Unfortunately, there isn't enough information in the datasets to draw such a strong conclusion. This is a GB-wide poll, and the SNP's abstention rate is not being compared with that of the Scottish Tories or Scottish Labour, but with the Tories and Labour across Britain as a whole. That's bound to give a misleading impression, because turnout in Scotland dropped by several points this year, whereas it rose south of the border.

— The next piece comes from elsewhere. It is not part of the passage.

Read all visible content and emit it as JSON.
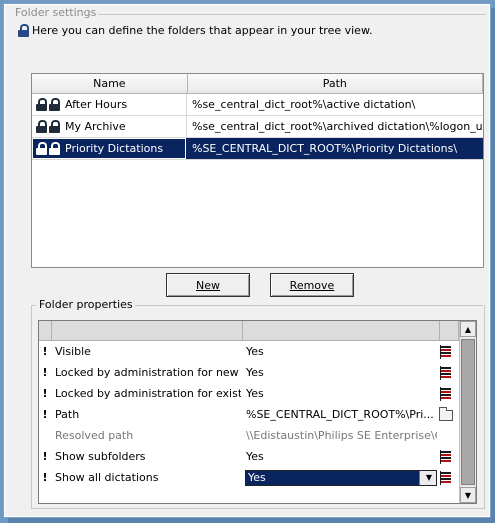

The most that can be said, therefore, is that this poll is consistent with the theory that the SNP suffered from differential turnout, but it doesn't provide proof. If that is what happened, presumably there were independence supporters who were fired up in the immediate aftermath of the 2014 referendum, but who this time weren't sufficiently inspired by the rather vague (and bland?) "Stronger for Scotland" message. I suspect the SNP missed a trick by downplaying independence during the campaign - they were probably worried about losing No voters, but the pre-election polls suggested most of those people had already drifted off anyway.
The poll's oddest finding is that, even after abstainers are excluded, only 33% of people who voted Plaid Cymru in 2015 stuck with the party this year. The equivalent figure for the SNP is 71%. It's hard not to be sceptical about that finding, because Plaid's vote share only slipped 1.7% (and they made a net gain of one seat!).